The one-time biotech star said yesterday it will slash staffing levels and focus on its one last attractive technology, developing novel plastics that can be used to replace tissues inside the human body.
Bill Strachan, who was brought in as chief executive after a boardroom clearout last July, said the change in direction was needed because sales of Truccoms, a device to monitor heart rates during surgery, had been held back by technical glitches.
In November he had proclaimed the technology "one of AorTech's value propositions", but yesterday Mr Strachan said the company was reluctantly ending development and marketing spending and would instead try to sell the business.
"We became more and more disappointed by the revenue streams, and by the amounts needed to promote it, develop it and understand it," he said. "If we are honest the product is at a development stage rather than being a ready-made offering to anaesthetists and we put it on the market too soon.

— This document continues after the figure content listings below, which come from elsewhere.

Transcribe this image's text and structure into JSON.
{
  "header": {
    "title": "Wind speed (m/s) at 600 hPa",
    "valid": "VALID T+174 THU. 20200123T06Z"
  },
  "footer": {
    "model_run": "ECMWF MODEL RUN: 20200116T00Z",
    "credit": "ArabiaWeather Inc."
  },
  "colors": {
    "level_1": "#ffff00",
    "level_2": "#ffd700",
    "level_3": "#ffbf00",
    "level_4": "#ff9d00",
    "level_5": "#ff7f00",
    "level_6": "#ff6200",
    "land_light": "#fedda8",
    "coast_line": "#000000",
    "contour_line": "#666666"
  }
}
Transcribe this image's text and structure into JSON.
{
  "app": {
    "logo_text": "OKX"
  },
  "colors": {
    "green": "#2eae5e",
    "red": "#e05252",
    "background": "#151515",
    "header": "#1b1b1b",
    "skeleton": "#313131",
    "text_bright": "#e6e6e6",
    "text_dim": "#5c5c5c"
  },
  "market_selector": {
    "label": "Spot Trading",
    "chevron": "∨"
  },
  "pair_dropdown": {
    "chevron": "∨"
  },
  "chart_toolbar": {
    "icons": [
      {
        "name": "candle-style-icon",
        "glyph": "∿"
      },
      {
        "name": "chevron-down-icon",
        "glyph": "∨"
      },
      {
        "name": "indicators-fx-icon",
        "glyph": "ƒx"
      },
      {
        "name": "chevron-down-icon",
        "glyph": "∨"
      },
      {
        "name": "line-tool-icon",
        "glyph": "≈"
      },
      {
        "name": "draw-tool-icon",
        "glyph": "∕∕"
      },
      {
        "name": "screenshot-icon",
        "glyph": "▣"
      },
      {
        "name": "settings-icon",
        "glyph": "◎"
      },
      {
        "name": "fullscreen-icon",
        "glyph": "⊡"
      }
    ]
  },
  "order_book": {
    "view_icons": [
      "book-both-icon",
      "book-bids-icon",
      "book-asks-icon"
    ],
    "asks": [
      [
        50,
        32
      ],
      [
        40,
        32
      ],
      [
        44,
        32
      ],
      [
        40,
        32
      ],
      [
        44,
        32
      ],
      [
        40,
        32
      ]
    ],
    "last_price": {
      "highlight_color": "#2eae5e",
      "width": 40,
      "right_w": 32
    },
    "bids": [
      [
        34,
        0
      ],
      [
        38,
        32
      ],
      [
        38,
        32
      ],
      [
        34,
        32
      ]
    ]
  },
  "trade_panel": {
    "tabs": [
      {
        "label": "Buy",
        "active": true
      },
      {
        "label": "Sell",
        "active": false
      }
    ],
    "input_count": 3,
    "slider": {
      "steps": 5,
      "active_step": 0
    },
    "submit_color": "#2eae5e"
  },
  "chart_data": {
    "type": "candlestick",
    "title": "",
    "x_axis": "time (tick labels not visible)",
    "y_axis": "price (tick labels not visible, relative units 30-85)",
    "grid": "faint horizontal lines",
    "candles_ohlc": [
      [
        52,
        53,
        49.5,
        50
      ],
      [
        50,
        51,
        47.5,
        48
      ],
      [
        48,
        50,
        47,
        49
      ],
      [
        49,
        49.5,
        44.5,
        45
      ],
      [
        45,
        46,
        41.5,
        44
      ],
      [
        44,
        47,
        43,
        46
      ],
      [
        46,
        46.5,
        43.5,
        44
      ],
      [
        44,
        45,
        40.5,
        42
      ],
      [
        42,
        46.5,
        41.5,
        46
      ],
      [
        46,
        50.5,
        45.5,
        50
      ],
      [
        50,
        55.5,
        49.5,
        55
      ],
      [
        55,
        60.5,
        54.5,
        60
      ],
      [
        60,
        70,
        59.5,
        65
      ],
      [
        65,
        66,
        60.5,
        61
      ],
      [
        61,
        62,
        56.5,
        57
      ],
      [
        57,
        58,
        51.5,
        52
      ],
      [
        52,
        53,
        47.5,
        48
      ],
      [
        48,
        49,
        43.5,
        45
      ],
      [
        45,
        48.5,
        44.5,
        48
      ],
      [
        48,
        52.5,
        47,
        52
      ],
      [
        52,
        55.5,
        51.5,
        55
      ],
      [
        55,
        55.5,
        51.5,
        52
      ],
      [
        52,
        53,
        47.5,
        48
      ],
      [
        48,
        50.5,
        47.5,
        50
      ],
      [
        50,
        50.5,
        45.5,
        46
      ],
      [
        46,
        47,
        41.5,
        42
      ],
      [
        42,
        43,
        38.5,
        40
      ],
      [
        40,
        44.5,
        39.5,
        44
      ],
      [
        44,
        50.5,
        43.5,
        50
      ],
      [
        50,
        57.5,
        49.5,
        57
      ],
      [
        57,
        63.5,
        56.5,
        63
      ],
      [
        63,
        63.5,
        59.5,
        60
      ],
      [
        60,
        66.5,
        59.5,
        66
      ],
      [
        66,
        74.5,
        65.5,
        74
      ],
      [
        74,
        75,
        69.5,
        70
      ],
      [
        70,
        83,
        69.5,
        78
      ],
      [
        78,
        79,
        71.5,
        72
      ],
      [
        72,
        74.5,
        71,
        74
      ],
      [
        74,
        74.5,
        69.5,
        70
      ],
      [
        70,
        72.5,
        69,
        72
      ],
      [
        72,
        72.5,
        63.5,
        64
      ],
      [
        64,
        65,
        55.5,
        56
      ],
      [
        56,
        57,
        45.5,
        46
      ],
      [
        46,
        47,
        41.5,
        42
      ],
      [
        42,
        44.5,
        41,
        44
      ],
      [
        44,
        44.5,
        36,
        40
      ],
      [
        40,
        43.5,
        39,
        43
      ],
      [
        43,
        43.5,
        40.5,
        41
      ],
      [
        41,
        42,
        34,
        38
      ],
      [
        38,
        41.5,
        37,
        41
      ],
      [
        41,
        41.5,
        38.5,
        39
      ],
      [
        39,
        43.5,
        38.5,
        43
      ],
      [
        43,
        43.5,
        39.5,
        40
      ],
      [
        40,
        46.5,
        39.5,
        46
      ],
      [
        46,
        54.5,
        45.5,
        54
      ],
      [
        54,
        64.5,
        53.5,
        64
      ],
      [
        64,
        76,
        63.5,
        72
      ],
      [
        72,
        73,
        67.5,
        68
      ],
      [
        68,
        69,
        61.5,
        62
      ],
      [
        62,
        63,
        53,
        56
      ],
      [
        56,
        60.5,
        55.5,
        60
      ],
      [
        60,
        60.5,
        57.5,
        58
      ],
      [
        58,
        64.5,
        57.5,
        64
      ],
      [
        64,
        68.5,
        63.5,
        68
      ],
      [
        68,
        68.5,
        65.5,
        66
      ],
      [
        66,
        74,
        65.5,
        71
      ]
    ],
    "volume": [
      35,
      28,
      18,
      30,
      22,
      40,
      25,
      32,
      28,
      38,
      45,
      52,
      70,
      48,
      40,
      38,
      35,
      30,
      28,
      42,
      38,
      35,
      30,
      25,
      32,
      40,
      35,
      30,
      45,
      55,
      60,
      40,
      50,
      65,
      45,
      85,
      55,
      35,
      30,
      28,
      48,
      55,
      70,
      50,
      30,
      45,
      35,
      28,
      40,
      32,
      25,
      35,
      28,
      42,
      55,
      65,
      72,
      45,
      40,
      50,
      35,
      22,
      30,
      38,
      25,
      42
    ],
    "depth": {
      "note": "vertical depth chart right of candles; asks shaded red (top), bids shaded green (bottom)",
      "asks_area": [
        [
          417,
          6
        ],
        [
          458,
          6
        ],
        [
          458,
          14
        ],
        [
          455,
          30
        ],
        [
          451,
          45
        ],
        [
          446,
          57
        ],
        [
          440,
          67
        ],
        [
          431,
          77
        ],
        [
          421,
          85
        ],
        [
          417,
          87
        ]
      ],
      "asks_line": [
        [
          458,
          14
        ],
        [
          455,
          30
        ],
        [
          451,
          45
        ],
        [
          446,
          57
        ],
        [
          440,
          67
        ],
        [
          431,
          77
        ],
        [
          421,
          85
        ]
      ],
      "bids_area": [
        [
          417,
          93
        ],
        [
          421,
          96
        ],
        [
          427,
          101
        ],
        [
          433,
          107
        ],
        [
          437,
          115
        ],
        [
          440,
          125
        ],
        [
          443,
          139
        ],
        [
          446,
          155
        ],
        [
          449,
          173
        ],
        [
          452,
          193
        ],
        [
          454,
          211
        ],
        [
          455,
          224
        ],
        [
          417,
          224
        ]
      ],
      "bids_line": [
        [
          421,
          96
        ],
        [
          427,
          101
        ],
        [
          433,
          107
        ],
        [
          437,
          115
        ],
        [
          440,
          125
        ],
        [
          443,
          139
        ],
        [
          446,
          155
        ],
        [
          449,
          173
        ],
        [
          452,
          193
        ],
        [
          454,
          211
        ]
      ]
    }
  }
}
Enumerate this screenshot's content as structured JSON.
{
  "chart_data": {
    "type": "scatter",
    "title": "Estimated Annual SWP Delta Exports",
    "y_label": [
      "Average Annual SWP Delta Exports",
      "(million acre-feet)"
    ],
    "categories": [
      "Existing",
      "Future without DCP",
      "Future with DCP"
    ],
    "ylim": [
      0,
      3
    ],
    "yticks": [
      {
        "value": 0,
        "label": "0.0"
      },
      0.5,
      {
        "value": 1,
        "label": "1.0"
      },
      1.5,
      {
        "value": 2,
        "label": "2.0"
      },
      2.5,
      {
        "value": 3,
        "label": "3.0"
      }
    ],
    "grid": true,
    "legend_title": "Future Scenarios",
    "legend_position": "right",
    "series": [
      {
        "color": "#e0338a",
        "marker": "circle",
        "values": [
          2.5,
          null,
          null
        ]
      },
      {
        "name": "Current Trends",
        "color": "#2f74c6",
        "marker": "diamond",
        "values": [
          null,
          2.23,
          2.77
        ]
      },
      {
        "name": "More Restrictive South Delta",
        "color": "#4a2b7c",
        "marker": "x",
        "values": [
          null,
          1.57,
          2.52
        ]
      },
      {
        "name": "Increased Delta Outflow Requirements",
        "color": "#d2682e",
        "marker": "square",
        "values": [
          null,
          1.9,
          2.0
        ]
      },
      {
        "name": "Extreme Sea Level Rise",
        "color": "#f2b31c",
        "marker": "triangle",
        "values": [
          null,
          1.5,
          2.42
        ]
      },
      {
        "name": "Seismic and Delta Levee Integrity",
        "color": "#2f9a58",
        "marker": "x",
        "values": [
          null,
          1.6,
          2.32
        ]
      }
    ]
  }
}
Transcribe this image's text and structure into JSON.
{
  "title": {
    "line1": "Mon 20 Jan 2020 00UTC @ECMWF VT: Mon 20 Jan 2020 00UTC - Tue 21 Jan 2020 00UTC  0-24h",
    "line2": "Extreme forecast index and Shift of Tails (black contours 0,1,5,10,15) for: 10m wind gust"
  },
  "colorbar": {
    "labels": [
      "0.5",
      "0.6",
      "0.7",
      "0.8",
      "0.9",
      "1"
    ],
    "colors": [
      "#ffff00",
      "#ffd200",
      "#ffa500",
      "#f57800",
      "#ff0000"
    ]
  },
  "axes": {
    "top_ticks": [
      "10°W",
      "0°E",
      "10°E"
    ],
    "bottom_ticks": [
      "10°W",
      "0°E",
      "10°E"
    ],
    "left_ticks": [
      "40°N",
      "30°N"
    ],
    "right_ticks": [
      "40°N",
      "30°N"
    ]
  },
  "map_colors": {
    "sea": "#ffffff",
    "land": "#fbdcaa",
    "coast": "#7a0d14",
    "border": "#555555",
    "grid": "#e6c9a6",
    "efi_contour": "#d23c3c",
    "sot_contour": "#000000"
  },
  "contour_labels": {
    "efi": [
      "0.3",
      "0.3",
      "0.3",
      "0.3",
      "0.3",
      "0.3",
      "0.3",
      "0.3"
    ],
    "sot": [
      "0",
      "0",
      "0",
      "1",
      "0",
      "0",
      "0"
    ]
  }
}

We could not keep pouring good money after bad."
The company is also selling its loss-making business manufacturing artificial heart valves, which has failed to take more than 1 per cent of the market. It is in advanced talks with a bidder. Mr Strachan said the company would be making head office job cuts and would begin consultation on where the redundancies would fall. The company is keen to reduce the rate at which it is burning through its cash pile, currently estimated at £7m.
AorTech shares were worth more than 1,000p each at the peak of the technology and biotech bubbles in 2000, but were yesterday down 0.25p to 8.25p. The company is now worth little more than £3m, and moved down to the junior AIM stock market at the end of 2002.